Quite simply, what would I have written about all these years if my in-laws had liked me, if I hadn't been sick, if younger son hadn't been afflicted? Healthy people? Good grief, no! Say not so. I've always had a liking for folks who didn't quite fit in. Of course they were healthy folks and they didn't fit in because they chose mentally and geographically and intellectually not to fit in.

But the past 30 years have given me a body of work that honors the valiantly ill. (This is not me, mind you. I'm never valiantly ill. I whine like whining is the new trend. )

My characters are lovely wonderful and wounded. Some of them, like Loic in Wind Follower, don't whine. But Loic lives in denial, and he makes everyone around him live in denial as well. No one is to mention or even notice when he has an epileptic fit. To be noticed is to bring a burden of shame on him that he can't deal with.

Some ill characters, like Psal in Constant Tower, work with their illnesses but their personalities are nevertheless marred by their illness. I'm a bit like Psal. Psal doesn't exactly whine but he is frustrated. He wants what healthy people have but which his health prevents him from getting. And he gets nasty when people challenge him. Yeah, that's me... Psal.

Some ill characters, like Ephan in Constant Tower, keep quiet because they feel happy to be accepted. So they hide their illness from those who would judge them....and they speak of their pains only to close friends. They soldier on in endurance and patience. I want to be like that.

Funny the way human personalities deal with things. Anyway, yeah, I'm glad I've created sickly characters. Not glad I've been sick...but yeah, the creation of these characters are my treasures in darkness. I would not have created such wonderful literary souls if I had never known illness. So, am thankful to God for that.


Anonymous said...

See, I think that you've discovered through writing one of the fundamental truths about illness for Christians.

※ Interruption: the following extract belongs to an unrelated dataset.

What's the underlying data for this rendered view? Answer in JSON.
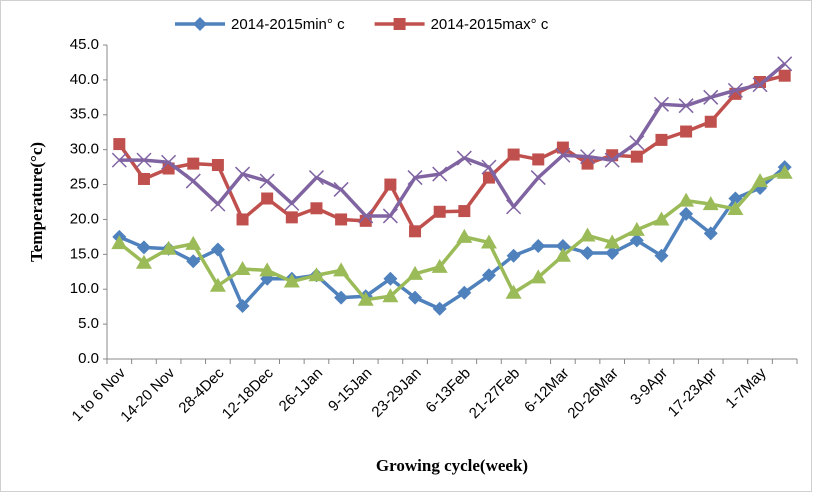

The suffering is a trunk line to Jesus. Seriously. I've been a Christian all my life, but it's only as I've succumbed to chronic illness in the last decade or so that I've found the truth of My Grace being made Perfect In Weakness. Or, as Leonard Cohen so lovely put it--there is a crack, a crack in everything. That's how the light gets in.

Whenever I come across a MarySue--and that happens a lot more than it used to for some reason--I grit my teeth and plow through. But the frail, the flawed, the diseased? They'll keep me riveted to a story.

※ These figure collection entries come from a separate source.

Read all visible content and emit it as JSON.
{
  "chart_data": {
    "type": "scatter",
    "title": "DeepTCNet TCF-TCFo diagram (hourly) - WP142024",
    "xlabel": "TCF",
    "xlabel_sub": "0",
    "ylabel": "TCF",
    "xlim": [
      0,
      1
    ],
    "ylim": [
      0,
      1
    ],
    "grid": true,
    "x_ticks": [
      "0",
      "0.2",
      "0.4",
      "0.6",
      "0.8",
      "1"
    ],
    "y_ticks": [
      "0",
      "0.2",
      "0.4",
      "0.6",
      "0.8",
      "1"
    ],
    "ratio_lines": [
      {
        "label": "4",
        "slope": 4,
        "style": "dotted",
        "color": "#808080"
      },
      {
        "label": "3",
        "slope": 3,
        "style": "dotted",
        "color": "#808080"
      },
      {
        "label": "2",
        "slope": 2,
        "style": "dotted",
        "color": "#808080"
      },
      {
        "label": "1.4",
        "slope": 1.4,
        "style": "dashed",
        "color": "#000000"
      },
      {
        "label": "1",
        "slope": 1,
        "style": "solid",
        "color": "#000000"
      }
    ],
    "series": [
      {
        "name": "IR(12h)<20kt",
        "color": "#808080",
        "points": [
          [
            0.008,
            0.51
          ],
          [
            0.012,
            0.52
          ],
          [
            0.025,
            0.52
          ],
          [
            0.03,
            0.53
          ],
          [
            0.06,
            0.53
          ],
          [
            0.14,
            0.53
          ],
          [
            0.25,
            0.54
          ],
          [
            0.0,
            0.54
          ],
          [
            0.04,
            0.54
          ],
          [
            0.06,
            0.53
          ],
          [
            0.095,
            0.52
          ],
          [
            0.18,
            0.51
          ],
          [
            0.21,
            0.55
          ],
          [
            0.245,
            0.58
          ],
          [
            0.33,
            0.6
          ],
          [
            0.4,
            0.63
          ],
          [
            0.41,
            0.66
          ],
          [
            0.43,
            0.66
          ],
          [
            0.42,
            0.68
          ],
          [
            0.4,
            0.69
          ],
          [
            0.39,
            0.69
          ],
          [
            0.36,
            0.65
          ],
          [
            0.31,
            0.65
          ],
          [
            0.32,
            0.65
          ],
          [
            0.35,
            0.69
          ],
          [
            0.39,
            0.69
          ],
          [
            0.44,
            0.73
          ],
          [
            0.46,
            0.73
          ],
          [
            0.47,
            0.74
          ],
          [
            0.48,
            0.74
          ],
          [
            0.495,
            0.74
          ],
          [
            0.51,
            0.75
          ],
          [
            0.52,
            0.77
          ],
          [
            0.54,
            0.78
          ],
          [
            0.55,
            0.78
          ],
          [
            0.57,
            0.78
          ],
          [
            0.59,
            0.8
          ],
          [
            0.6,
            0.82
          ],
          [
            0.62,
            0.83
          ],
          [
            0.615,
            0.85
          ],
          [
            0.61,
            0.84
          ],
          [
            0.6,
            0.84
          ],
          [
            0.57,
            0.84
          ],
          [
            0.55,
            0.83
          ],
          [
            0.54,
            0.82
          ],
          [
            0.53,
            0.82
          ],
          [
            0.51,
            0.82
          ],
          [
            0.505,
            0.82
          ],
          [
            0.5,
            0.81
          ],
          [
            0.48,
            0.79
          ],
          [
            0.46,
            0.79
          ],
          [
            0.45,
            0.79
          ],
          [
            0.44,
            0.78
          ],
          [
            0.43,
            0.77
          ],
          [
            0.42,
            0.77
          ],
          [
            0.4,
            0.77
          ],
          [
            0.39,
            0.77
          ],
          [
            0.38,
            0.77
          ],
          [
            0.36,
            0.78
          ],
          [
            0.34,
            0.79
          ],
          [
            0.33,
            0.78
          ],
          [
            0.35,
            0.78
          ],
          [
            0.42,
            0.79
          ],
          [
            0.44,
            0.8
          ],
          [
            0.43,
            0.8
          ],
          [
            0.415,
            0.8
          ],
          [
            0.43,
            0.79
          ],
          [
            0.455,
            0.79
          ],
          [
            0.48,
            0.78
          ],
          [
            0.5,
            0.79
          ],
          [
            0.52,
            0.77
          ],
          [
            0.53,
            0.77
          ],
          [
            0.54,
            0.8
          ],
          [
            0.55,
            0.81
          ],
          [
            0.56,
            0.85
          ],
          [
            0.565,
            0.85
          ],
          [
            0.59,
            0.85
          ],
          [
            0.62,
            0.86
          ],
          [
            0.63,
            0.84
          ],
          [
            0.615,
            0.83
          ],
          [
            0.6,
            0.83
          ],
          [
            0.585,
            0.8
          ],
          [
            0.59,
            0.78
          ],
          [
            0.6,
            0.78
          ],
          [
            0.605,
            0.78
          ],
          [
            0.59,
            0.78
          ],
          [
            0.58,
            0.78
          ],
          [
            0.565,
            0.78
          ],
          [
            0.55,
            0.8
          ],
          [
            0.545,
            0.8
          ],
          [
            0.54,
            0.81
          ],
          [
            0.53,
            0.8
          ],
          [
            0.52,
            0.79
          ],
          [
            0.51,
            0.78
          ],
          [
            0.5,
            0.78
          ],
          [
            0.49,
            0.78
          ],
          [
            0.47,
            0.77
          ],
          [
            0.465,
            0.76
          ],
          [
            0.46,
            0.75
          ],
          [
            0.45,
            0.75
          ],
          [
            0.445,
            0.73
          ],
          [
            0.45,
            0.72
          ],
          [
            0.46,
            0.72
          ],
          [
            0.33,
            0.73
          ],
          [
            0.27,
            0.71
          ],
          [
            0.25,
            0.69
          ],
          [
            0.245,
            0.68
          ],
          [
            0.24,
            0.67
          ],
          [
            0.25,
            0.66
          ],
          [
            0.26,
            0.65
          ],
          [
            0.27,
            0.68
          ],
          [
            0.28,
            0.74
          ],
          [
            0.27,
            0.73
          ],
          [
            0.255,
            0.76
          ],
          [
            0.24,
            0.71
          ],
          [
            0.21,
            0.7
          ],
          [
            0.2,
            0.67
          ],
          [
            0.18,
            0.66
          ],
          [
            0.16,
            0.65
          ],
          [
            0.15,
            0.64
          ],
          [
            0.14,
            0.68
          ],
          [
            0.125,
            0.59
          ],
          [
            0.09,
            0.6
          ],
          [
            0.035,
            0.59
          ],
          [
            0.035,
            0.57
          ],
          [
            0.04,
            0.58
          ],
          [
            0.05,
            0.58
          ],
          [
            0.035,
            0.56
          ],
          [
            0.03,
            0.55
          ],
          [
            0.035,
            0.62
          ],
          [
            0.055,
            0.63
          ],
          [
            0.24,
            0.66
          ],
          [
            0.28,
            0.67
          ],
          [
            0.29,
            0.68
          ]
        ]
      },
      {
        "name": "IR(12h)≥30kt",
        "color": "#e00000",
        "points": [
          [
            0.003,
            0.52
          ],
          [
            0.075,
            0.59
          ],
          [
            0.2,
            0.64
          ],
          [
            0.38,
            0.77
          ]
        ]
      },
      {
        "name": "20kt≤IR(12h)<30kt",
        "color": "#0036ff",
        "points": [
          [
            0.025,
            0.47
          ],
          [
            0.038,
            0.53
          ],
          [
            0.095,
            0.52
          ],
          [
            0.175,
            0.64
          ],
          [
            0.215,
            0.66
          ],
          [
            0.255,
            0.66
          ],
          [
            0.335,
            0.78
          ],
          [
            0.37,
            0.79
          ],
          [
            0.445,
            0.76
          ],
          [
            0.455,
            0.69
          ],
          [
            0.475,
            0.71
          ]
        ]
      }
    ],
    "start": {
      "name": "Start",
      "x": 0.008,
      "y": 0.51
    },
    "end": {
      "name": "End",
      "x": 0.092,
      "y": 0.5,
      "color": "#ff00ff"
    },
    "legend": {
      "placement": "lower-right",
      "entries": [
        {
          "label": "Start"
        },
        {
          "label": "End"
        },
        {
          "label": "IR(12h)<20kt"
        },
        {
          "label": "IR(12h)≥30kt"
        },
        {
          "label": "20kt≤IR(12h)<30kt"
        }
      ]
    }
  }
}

--Sherlock Holmes' drug addiction and sociopathy
--Bran Stark's paralysis
--Lincoln Rhyme's quadripalegia
--Tyrion Lannister's dwarfism
--Red Orm's hypochondria

I could go on and on and on...

Like you, I'm seldom valiant in my illness. I'll kvetch, whinge, moan, carry on, whine, pester. Whatever you got that means "complain", I'll do it.

I will say, though, that I do feel lucky my mother in law likes me. My father in law didn't. But he didn't like anybody (son included) and now he's on the other side being perfected by the Father. So it doesn't bother me so much.

Carole McDonnell said...

And what is so interesting is the type of work created by John Keats, James Joyce and writers who were ill. Could we have James Joyce's Ulysses if he wasn't almost totally blind? Could we have Beethoven's 9th symphony if he could hear?

So good to have a mother-in-law who liked you. That's a blessing.